When you walk into a Moe’s Southwest Grill you are always greeted with an exclamation of  “Hey, Welcome to Moe’s!” from the staff. You feel comfortable and welcomed instantly,  as if they value your business.

While your yoga studio isn’t going to be serving up burritos on a normal day, this same approach to embracing your students, especially the new ones, should be taken into consideration. Alex Cole, the co-owner of YoYo Yogi in Portland, Oregon, said they embrace each person who walks through their door as family. This is credited to the front desk staff.

“You want people to work your front desk who are going to bring a certain feel — that friendliness and that openness,” said Cole. “I almost think that is something you can’t teach. We instill in them our belief that probably the most important interaction is that very first one. Not only the first time somebody comes into the studio, but every time someone walks in. Our returning students get as big of a greeting as the new students do.”

Eugene Yoga in Eugene, Oregon, also empowers their front desk staff to be the first point of contact for students. Owner Diane Butera said an important step for her studio after greeting members is to go over the schedule with them. They offer many different styles of yoga at their two locations, so they try to be very clear on the experience levels needed for classes.

“Oftentimes I’ve found students pick classes that are more conducive to their schedule, not whether it is conducive to their body or where they are in their practice,” said Butera. “I really try to encourage them to find a place to start that is going to be accessible. You can always go bigger, but why not start where you are comfortable?”

Cole reiterated this feeling. YoYo Yogi also has various styles of yoga, with 27 teachers and 70 class offerings. They hire the best teachers to embody their overall philosophy, so it isn’t abnormal for a student to be drawn to a certain teacher or certain style over another.

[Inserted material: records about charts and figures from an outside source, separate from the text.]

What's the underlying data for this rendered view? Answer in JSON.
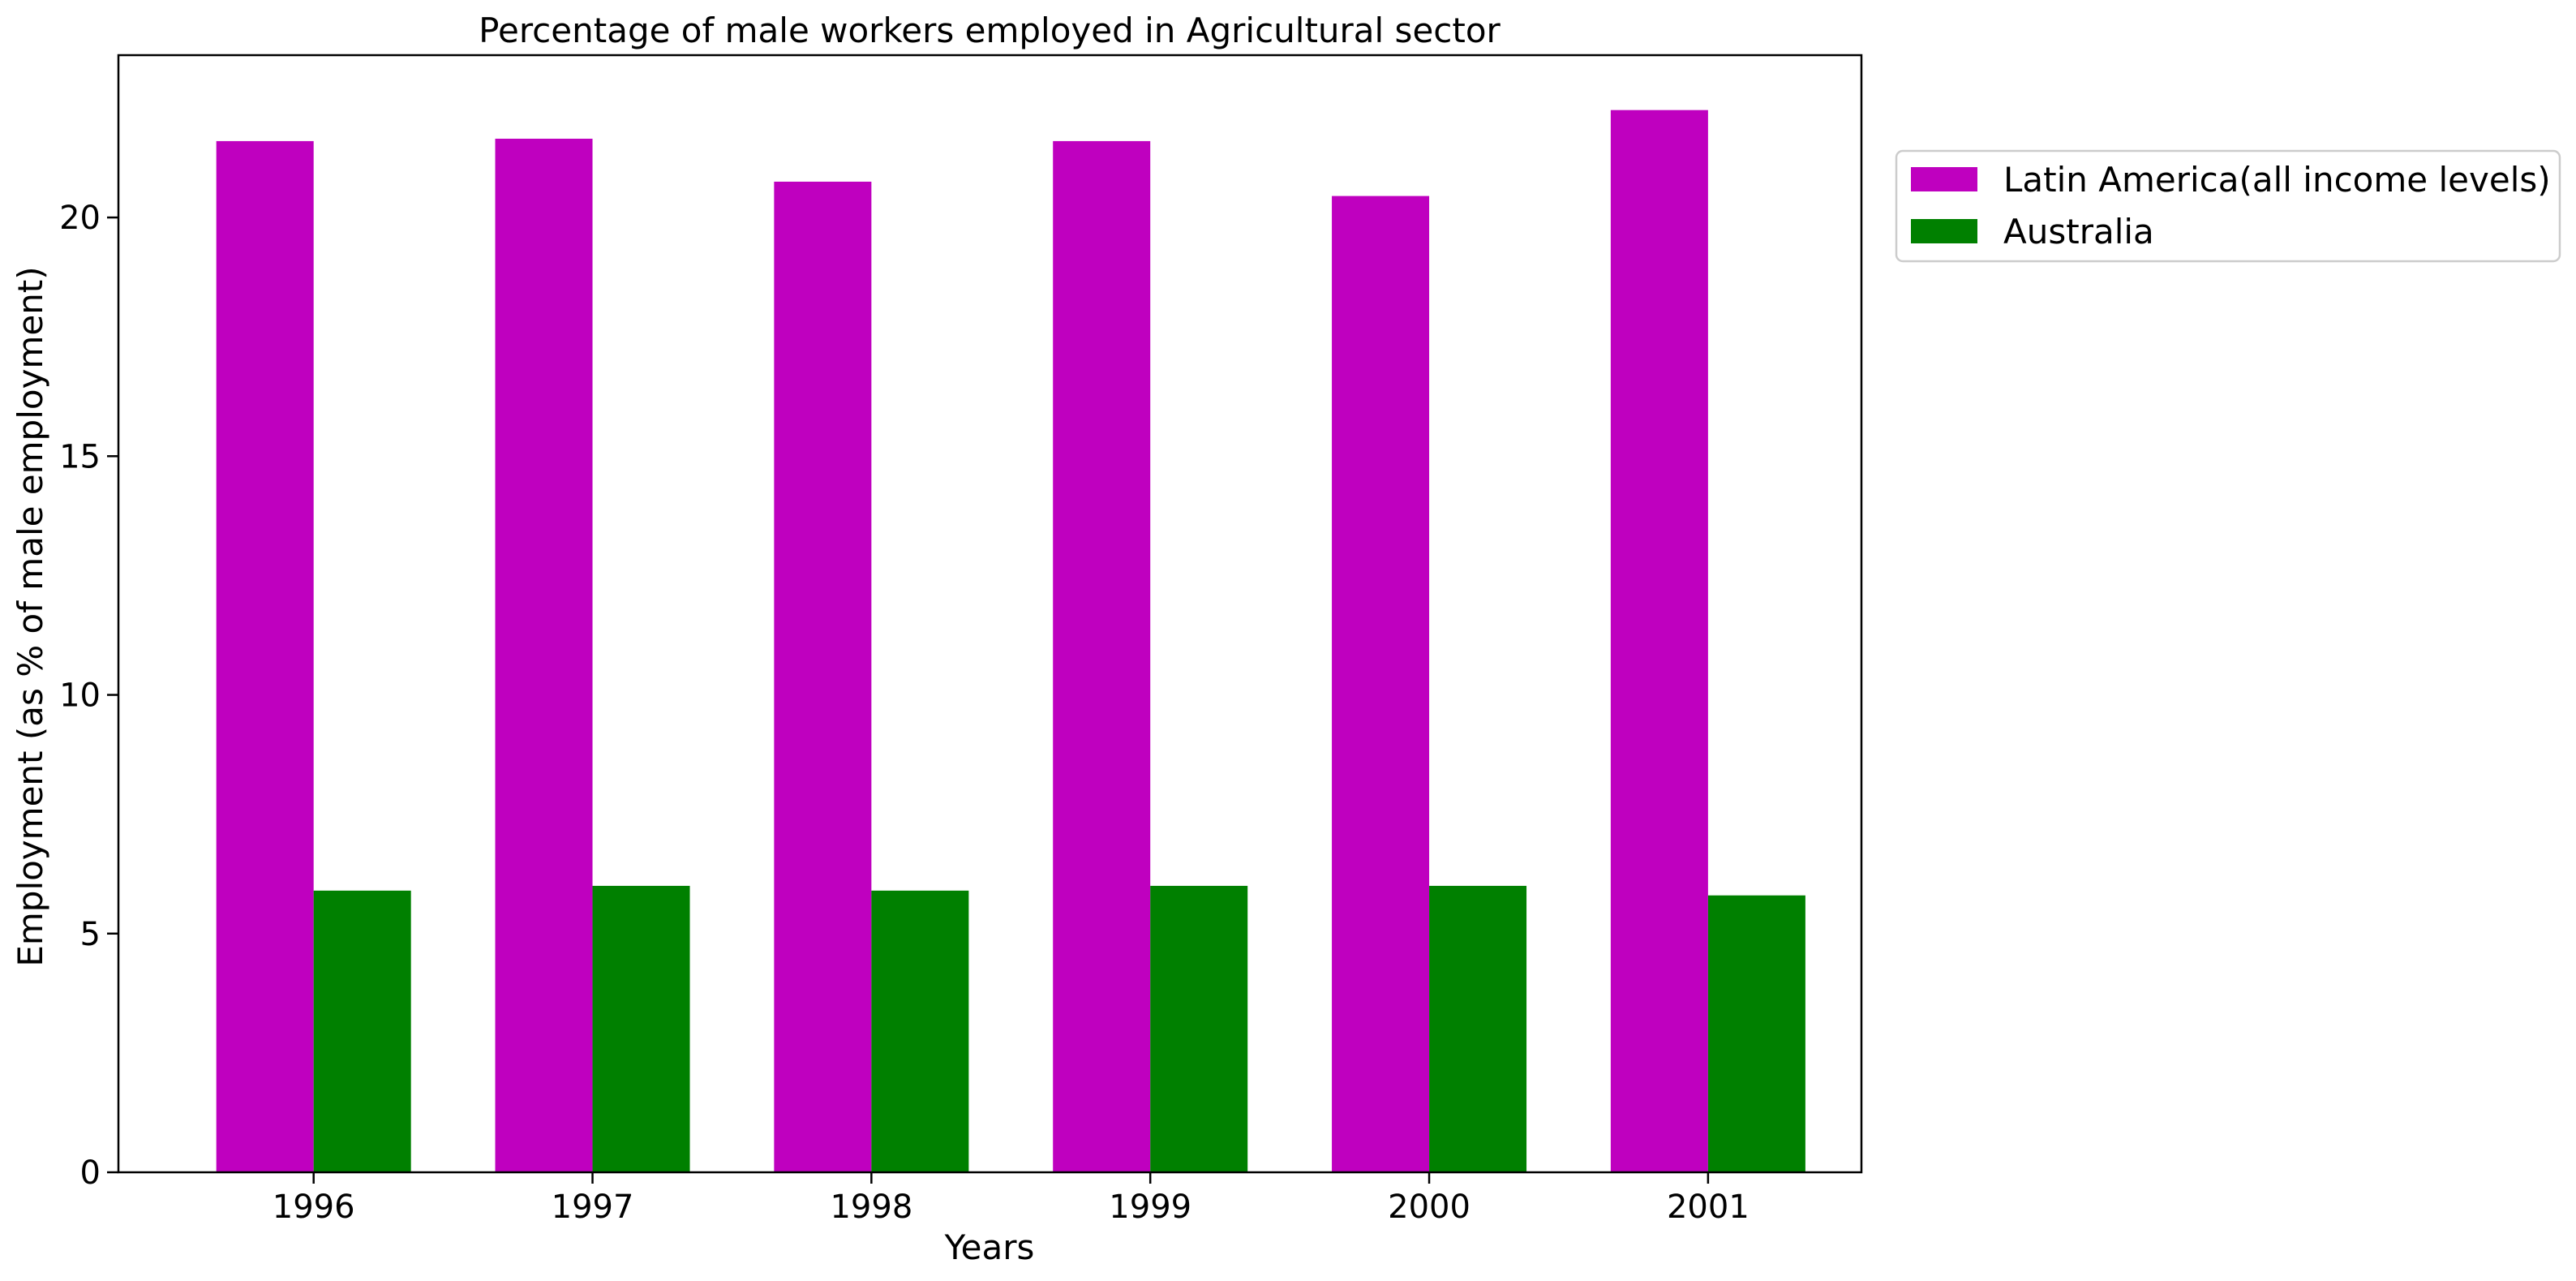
{
  "chart_data": {
    "type": "bar",
    "title": "Percentage of male workers employed in Agricultural sector",
    "xlabel": "Years",
    "ylabel": "Employment (as % of male employment)",
    "categories": [
      "1996",
      "1997",
      "1998",
      "1999",
      "2000",
      "2001"
    ],
    "series": [
      {
        "name": "Latin America(all income levels)",
        "color": "#bf00bf",
        "values": [
          21.6,
          21.65,
          20.75,
          21.6,
          20.45,
          22.25
        ]
      },
      {
        "name": "Australia",
        "color": "#008000",
        "values": [
          5.9,
          6.0,
          5.9,
          6.0,
          6.0,
          5.8
        ]
      }
    ],
    "ylim": [
      0,
      23.4
    ],
    "yticks": [
      0,
      5,
      10,
      15,
      20
    ],
    "grid": false,
    "legend_position": "outside-top-right"
  }
}
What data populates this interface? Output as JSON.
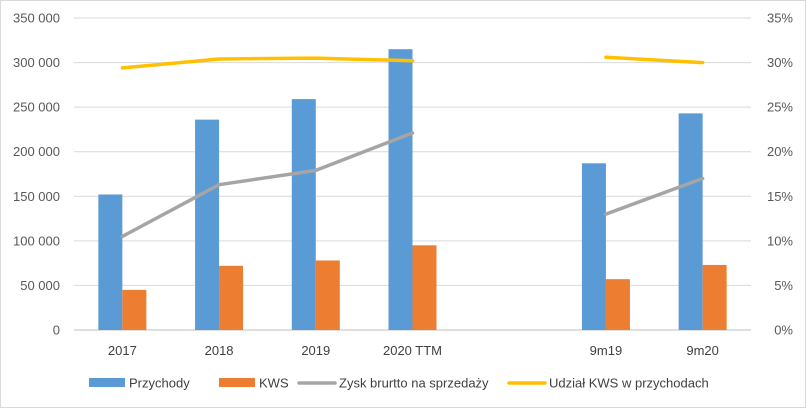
{
  "chart_data": {
    "type": "bar",
    "categories": [
      "2017",
      "2018",
      "2019",
      "2020 TTM",
      "",
      "9m19",
      "9m20"
    ],
    "y_left": {
      "range": [
        0,
        350000
      ],
      "ticks": [
        0,
        50000,
        100000,
        150000,
        200000,
        250000,
        300000,
        350000
      ],
      "tick_labels": [
        "0",
        "50 000",
        "100 000",
        "150 000",
        "200 000",
        "250 000",
        "300 000",
        "350 000"
      ]
    },
    "y_right": {
      "range": [
        0,
        0.35
      ],
      "ticks": [
        0,
        0.05,
        0.1,
        0.15,
        0.2,
        0.25,
        0.3,
        0.35
      ],
      "tick_labels": [
        "0%",
        "5%",
        "10%",
        "15%",
        "20%",
        "25%",
        "30%",
        "35%"
      ]
    },
    "grid": true,
    "legend_position": "bottom",
    "series": [
      {
        "name": "Przychody",
        "type": "bar",
        "axis": "left",
        "color": "#5B9BD5",
        "values": [
          152000,
          236000,
          259000,
          315000,
          null,
          187000,
          243000
        ]
      },
      {
        "name": "KWS",
        "type": "bar",
        "axis": "left",
        "color": "#ED7D31",
        "values": [
          45000,
          72000,
          78000,
          95000,
          null,
          57000,
          73000
        ]
      },
      {
        "name": "Zysk brurtto na sprzedaży",
        "type": "line",
        "axis": "right",
        "color": "#A5A5A5",
        "values": [
          0.105,
          0.163,
          0.179,
          0.221,
          null,
          0.13,
          0.17
        ]
      },
      {
        "name": "Udział KWS w przychodach",
        "type": "line",
        "axis": "right",
        "color": "#FFC000",
        "values": [
          0.294,
          0.304,
          0.305,
          0.302,
          null,
          0.306,
          0.3
        ]
      }
    ]
  }
}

Because of this, YoYo Yogi offers new student specials. They charge $38 for 12 classes as a way for students to try out different styles or teachers.

“We want a new person to be able to come in and experience a variety of classes and find one that fits for them,” said Cole. “After their first class, we talk to them about how they liked it or how they feel. We want to see if it was what they were looking for. If not, we go through what they are looking for and try to find something that fits them.”

Creating comfortable energy between teachers and students is important for first-time yogis. It is nice to feel cared for, and at Eugene Yoga they encourage their staff to come early to look at their class roster and learn who the new students are.

“The new students are starred by MINDBODY [software], which is really helpful,” said Butera. “Being there in the studio waiting for the student to come in, and being there afterwards if they have any questions, goes a long way. Just a few moments of saying, ‘Are there any questions, or if you want to give feedback, I’m here for you,’ goes a long way.”

What it should all come down to when you decide on strategies for embracing new members is if they feel like a valued part of the family created within your studio.

“I think the thing that is important is yes, we are a yoga studio, but more importantly, we are a community,” said Cole. “We want people to feel the [community] whether they’re walking through the door for the first time, or if they have been with us for the entire seven years we have been open.”